Si, effectivement, pour le cas de Jacques ou de HMLTD, ce sont certainement des fans de leur musique qui devraient investir vu la portée potentielle de ces artistes (quoique...) et l'expérience qu'ils proposent, qu'en sera-t-il bientôt pour les stars internationales comme celles citées en introduction, The Weeknd, Kings Of Leon et les autres ? Qu'est-ce qui empêchera les traders de miser sur la valeur monétaire de ses artistes en achetant les NFT de leurs chansons et en les revandant selon les cours des cryptomonnaies aux plus offrants comme n'importe quel produit ? Les musiciens sont-ils en train de vendre des actions d'eux-mêmes ? La spéculation a toujours existé dans l'Art. Les tableaux de maîtres se vendent de plus en plus chers par exemple. Mais là où la musique ne proposait que des objets de collections rares aux salles d'enchères, les masters restaient la propriété des maisons de disque ou des artistes. Avec la musique dématérialisée, les masters seront vendus à la découpe, et c'est la bourse qui pourrait s'inviter directement au plus près de la création, là où les actionnaires ne se contentaient que de posséder des parts des maisons de disques.

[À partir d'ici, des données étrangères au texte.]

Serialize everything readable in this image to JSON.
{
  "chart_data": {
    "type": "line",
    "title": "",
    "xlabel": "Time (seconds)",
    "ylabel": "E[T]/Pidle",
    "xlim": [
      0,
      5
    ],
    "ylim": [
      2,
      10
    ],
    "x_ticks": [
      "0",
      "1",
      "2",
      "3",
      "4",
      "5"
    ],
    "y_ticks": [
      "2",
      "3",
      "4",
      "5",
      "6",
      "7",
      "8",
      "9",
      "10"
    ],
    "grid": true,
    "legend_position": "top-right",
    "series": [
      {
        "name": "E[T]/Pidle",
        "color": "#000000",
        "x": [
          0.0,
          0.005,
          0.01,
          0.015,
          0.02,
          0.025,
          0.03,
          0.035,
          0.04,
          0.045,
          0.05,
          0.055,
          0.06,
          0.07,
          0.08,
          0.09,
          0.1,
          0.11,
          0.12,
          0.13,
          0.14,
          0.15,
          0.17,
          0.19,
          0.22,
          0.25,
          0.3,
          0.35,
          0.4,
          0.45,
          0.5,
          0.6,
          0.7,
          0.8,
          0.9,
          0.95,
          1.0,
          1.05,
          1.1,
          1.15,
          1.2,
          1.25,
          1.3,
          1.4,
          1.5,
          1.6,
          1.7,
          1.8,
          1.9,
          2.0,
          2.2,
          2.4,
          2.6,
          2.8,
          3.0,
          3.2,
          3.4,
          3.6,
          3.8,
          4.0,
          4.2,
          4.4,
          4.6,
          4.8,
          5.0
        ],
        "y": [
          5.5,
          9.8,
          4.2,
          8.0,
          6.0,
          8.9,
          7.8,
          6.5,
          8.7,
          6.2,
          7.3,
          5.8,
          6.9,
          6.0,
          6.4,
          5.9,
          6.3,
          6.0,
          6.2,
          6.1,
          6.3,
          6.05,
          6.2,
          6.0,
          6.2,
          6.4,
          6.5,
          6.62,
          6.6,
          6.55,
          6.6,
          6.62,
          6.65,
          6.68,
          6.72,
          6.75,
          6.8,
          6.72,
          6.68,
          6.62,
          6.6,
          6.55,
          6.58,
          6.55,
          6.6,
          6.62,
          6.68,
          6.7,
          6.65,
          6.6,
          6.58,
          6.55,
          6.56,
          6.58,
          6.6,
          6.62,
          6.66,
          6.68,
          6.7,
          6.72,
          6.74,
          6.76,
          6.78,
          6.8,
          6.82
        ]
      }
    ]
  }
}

La question de la crypto-monnaie elle-même est encore vivement débattue aujourd’hui et ne fait jamais l’unanimité, et en outre, il en va de même pour les NFT : délire matérialiste d’élites déconnectées ou véritable enjeu artistique et/ou social ? Ici l’expérience ne concerne bien sûr pas tout le monde (pour HMLTD, le pack le moins cher correspondait, en ETH, à 100 dollars), mais pose la question de la valeur du travail de l’artiste. Il s’agit de créer un objet qui ait de la valeur, de nouveau de la valeur aux yeux du public. Bien sûr, le fait que seuls les auditeurs en mesure de débourser une forte somme d’argent puissent accéder à tout un pan de l’expérience est embarrassant, questionne l’élitisme dans l’art et bouscule d’autant plus que le rock s’est toujours revendiqué un genre populaire. Mais il semble que la démarche de HMLTD s’inscrit dans cette réflexion, provoque délibérément ce malaise pour la nourrir – c’est en tout cas la direction que semble prendre ce grand concert organisé au Heaven à Londres le 16 novembre prochain, pour lequel sont mis en vente deux types de tickets : « Subject », pour 14£ , et « Authority », pour 8£ de plus (concept basé sur l’expérience de la prison de Stanford et de l’œuvre La Vague »… gros programme).

LA REVANCHE

Une réussite pourrait être de redonner au public le goût de payer pour de la musique, ce qu’il ne souhaite plus faire depuis que l’internet lui a offert le tout-gratuit et l’illimité, ou a minima de trouver de nouveaux investisseurs – si les Majors s’en trouvaient déstabilisées dans leur hégémonie, ne serait-ce qu’un temps, ce serait toujours ça de pris. Et quoi qu’il en soit, lorsque les plateformes de streaming continuent d’être sourdes aux revendications et que le travail des musiciens est toujours plus dévalué, cette réaction narcissique consistant à vendre une œuvre pour plus de 65 000 dollars est une revanche savoureuse.

Les plus chafouins expliquent en voulant mettre une ombre sur ce tableau revanchard que les cryptomonnaies ont une trop grande emprunte carbone. Pas plus que les pollueuses entreprises pétrolières, imaginons-nous, et qui sont les représentantes d'un monde à la dérive écologique par son mode économique outrancier, et ici les artistes tentent une révolution contre l'ancien monde musical, avec ses propres armes, pour mieux finir de l'achever.